The ethical approach works — right-on shoppers think it a charming antidote to the sweatshop sleaze that has plagued companies such as Gap and Nike — and since the first store opened in 2003, American Apparel has opened nearly 200 more (nine in the UK) and is now turning over close to $500m a year. It is the unequalled darling of thrifty nu-ravers, fashion sages and MySpace kids. Interestingly, the label has also become a staple of more clued-in yummy mummies. There are branches in Notting Hill and even one in po-faced Kensington, all staffed by smacked-out-looking ingénues with asymmetric hair. Well-heeled women, and their husbands, can’t get enough.
“I can’t count the ways why I love American Apparel,” confirms Rachel Johnson, a very yummy mummy indeed. “They do everything: slobwear, sportswear, swimwear, partywear — and their lamé leggings have a cult following. I pop into the Portobello Road branch almost daily, and the whole place is totally vibing. It’s the Studio 54 of casualwear.”

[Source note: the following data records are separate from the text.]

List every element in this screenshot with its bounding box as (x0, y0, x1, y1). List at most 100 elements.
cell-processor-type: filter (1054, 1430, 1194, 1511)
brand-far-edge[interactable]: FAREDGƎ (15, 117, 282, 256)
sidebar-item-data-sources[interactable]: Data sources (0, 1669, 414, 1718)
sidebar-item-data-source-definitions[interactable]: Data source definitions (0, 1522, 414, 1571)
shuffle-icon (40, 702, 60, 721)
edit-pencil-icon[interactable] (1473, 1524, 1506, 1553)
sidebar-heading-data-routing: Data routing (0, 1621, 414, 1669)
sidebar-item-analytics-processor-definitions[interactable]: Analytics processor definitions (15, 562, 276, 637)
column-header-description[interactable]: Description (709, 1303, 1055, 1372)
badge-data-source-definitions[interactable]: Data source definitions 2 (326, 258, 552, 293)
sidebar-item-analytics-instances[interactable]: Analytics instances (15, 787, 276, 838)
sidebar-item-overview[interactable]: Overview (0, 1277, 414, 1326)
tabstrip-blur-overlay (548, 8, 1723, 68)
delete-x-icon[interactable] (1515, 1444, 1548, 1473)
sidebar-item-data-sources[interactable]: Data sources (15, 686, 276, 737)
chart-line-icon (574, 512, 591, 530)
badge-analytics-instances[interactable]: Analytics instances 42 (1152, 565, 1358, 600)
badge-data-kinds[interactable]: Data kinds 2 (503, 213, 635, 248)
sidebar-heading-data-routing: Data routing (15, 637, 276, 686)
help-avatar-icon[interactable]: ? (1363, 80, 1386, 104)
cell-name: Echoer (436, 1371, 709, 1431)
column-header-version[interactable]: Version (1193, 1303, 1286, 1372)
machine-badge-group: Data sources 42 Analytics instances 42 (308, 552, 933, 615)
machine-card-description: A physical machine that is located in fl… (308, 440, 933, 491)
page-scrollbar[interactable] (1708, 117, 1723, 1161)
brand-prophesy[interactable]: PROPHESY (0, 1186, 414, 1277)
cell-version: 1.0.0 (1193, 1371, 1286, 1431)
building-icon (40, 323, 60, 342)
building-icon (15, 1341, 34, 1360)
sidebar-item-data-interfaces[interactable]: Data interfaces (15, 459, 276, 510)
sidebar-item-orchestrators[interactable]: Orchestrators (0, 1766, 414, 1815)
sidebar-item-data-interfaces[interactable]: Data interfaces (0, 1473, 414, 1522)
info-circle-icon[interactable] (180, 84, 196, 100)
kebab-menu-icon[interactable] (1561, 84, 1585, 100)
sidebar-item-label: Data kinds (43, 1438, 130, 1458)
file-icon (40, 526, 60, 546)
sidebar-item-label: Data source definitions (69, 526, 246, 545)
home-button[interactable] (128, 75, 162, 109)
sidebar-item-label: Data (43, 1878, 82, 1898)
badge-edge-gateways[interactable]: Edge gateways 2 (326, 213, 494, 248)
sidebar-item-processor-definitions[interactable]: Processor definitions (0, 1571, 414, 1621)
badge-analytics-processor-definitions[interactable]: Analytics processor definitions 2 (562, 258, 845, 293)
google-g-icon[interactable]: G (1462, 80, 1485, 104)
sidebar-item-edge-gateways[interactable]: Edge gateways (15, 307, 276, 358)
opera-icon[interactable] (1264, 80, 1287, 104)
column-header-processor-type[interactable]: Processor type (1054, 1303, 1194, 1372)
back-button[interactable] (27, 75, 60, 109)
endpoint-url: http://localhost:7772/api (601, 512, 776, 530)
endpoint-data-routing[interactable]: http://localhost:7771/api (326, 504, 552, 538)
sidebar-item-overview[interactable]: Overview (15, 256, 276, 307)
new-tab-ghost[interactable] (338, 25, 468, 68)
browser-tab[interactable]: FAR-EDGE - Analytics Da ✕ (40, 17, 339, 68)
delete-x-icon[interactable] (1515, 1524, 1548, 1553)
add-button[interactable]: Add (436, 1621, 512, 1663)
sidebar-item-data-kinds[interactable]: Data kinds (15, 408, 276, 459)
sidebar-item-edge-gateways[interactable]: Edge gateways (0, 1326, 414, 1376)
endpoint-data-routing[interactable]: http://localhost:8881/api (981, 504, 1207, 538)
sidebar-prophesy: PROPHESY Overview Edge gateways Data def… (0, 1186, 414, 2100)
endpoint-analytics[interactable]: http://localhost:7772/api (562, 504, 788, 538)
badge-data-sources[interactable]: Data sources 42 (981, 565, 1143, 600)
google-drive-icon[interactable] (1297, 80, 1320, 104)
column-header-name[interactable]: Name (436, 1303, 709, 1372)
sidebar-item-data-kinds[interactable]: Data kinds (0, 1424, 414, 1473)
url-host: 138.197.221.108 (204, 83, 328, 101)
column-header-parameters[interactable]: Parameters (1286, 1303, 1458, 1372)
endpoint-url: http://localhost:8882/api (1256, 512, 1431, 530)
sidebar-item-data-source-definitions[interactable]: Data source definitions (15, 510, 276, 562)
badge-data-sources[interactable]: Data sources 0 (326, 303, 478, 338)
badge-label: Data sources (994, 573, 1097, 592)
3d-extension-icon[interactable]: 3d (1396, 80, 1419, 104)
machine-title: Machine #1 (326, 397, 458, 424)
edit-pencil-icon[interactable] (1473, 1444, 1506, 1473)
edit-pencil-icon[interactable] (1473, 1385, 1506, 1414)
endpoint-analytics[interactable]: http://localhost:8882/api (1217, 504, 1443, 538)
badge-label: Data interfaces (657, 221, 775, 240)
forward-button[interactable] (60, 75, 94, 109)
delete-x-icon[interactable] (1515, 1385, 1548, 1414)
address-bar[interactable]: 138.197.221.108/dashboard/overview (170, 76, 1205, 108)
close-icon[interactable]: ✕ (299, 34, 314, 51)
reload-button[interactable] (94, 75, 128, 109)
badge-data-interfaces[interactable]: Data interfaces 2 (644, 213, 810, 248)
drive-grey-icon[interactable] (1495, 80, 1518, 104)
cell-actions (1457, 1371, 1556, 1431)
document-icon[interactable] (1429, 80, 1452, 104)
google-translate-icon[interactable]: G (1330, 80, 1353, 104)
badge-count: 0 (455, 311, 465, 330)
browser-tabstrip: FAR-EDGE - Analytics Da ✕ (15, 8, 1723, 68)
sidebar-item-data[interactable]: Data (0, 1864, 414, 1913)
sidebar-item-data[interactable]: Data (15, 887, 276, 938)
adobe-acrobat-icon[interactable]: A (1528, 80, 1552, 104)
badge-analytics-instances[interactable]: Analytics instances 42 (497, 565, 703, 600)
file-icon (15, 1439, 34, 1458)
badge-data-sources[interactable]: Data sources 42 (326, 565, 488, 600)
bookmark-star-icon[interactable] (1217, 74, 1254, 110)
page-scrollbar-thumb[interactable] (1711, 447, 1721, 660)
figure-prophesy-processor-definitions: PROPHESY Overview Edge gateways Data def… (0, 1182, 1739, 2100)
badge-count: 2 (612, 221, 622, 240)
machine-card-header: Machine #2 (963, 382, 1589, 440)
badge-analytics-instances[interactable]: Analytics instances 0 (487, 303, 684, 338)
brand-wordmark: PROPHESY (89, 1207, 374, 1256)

Mary Portas, television’s tough-talking retail guru, explains the brand’s appeal. “Well, it’s nothing new. In fact, Charney is using one of the oldest marketing ploys there is,” she sniffs. “If you make something seem sexy and edgy, it makes the people who buy it feel sexy and edgy, too. There are plenty of people over 35 who want to feel like that.”
These days, Charney lives on an LA hilltop in a mansion stuffed with his “extensive” collection of vintage porn magazines. It’s the setting for some of the saucy ad campaigns he shoots himself. He never uses professional models, preferring to snap “hot” women he knows or girls off the street. In the past, instead of fit models, he has used local lap dancers. “At a strip bar, you get a cross section of chicks,” he once told The New Yorker. “You’ve got big chicks, little chicks, big-assed chicks, little-assed chicks, chicks with big tits and chicks with little tits. You couldn’t ask for a better place to fit a shirt.”
Could the sex scandals ruin him? “No way,” says Portas. “It all fits in with the brand. I think he’s actually very clever. You don’t get your d*** out in an interview and not know what you’re doing.”
And isn’t it much worse to have your T-shirt stitched by a child slave from Indonesia than a responsibly paid young woman who has to endure the occasional ignominy of her boss running round her workspace with his meat and two veg hanging out? Certainly, the man himself is as enthusiastic about his success as only he could be. “I could be watching a porno, and, boom, there is my T-shirt. I’ve made millions!” he once exclaimed with glee. Never mind his next collection, we all want to know what Dov Juan will do next. Once he’s dispatched those pesky lawsuits, of course.